The US Justice Department (DOJ) told a federal judge that Google illegally dominated online advertising technology, in seeking a second antitrust win against the company.
"Google rigged the rules of the road," said DOJ lawyer Aaron Teitelbaum, who asked the judge to hold Google accountable for anti-competitive conduct and added Google is "once, twice, three times a monopolist."
Google lawyer Karen Dunn said DOJ had not met its legal burden and was asking the judge to disregard antitrust and overrule key precedents.
"The law simply does not support what the plaintiffs are arguing in this case," Ms Dunn said.
The closing arguments in Alexandria, Virginia, cap a 15-day trial held in September where prosecutors sought to show Google monopolised markets of online advertising.
This trial in a Virginia federal court is Google's second ongoing US antitrust case as the US government tries to rein in the power of big tech.

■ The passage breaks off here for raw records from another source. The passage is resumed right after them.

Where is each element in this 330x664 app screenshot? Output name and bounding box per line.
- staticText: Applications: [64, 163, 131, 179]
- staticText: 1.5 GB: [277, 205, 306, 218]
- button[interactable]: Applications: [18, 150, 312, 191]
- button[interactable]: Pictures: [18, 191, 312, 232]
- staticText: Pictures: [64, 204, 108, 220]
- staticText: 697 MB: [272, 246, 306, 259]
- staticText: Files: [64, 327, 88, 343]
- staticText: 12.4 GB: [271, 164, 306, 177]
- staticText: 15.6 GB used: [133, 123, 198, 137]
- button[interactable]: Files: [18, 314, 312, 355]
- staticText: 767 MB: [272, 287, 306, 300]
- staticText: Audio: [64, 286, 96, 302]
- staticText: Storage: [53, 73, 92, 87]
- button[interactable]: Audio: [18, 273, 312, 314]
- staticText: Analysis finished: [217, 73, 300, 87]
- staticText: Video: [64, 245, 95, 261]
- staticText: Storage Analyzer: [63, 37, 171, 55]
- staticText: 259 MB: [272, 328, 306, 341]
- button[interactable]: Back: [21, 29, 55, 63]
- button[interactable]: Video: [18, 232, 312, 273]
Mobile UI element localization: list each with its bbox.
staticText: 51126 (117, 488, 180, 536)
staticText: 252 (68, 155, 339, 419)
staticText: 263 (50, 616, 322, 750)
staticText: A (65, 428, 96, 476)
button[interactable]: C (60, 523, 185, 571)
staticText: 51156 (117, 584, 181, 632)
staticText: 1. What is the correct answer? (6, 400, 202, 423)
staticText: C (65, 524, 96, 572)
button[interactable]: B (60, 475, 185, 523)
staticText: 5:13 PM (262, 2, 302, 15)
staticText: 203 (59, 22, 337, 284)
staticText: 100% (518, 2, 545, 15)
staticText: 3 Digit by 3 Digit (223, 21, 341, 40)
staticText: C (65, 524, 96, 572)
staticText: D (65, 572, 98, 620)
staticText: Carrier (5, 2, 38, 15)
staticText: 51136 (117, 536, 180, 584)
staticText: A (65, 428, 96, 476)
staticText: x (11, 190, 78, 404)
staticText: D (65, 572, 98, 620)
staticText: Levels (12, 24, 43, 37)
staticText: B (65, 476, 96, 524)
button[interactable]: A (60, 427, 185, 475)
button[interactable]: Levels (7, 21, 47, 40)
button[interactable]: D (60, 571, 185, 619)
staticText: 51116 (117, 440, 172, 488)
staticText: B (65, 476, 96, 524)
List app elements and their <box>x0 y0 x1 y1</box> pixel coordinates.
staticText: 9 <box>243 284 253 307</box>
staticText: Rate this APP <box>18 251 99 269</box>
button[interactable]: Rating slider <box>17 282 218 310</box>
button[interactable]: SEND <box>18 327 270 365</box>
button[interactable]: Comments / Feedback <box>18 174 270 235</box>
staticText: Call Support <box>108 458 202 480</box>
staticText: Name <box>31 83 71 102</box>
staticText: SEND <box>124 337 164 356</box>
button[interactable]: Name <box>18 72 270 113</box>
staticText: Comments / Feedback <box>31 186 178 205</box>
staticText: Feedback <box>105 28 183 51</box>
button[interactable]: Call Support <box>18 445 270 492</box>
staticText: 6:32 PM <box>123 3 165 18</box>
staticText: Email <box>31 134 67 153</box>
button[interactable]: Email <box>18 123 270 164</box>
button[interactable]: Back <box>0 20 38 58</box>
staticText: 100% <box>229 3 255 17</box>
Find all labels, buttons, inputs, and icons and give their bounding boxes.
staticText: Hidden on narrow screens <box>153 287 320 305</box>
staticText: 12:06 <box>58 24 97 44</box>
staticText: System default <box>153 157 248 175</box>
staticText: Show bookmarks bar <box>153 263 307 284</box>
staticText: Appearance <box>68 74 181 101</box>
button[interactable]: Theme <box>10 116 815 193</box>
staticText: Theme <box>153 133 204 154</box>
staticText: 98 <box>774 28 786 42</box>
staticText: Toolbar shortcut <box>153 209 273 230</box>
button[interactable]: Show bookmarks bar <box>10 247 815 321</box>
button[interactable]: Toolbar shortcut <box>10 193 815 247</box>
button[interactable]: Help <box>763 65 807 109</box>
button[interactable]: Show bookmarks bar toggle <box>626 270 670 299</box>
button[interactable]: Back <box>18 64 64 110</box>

In a separate trial, a Washington judge ruled that Google's search business is an illegal monopoly, and the US Justice Department is asking that Google sell its Chrome browser business to resolve the case.
This latest skirmish, also brought by the Justice Department, focuses on ad technology — the complex system determining which online ads people see when they surf the web.
Presiding Judge Leonie Brinkema has promised to deliver her opinion swiftly, as early as next month.
'Old' practices
The government alleged that Google controls the auction-style system that advertisers use to purchase advertising space online.
It was argued that this approach allows Google to charge higher prices to advertisers while sending less revenue to publishers such as news websites.
"This technology may be modern, but the practices (shown by Google) are as old as monopolies themselves," Julia Tarver Wood, a Justice Department lawyer, told the courtroom during the trial.
The US argues that Google used its financial power to acquire potential rivals and corner the ad tech market, leaving advertisers and publishers with no choice but to use its technology.
Another DOJ lawyer, Julia Tarver Wood, compared the case to the Charles Dickens novel A Tale of Two Cities, and said US Judge Leonie Brinkema had to decide whether to adopt the DOJ or Google version of the state of the ad market.
Google's parent company Alphabet is worth $US2 trillion ($3 trillion).
Google says it does not dominate
Google has dismissed the allegations as an attempt by the government to pick "winners and losers" in a diverse market.
The company argues that the display ads at issue are just a small share of today's ad tech business.
Google says plaintiffs ignore ads that are also placed in search results, apps and social media platforms and where, taken as a whole, Google does not dominate.
"The plaintiff's case is a little like a time capsule," Google's lawyer Karen Dunn said during the trial.
She warned that if Google were to lose the case, the winners would be rival tech giants such as Microsoft, Meta or Amazon, whose market share in online advertising "is ascendant as Google's share is falling."
Google also points to US legal precedent, saying arguments similar to the government's have been refuted in previous antitrust cases.
If Judge Brinkema finds that Google broke the law, she would consider prosecutors' request to make Google at least sell off Google Ad Manager, a platform that includes the company's publisher ad server and its ad exchange.
Whatever the judgement, the outcome will almost certainly be appealed, prolonging a process that could go all the way to the US Supreme Court.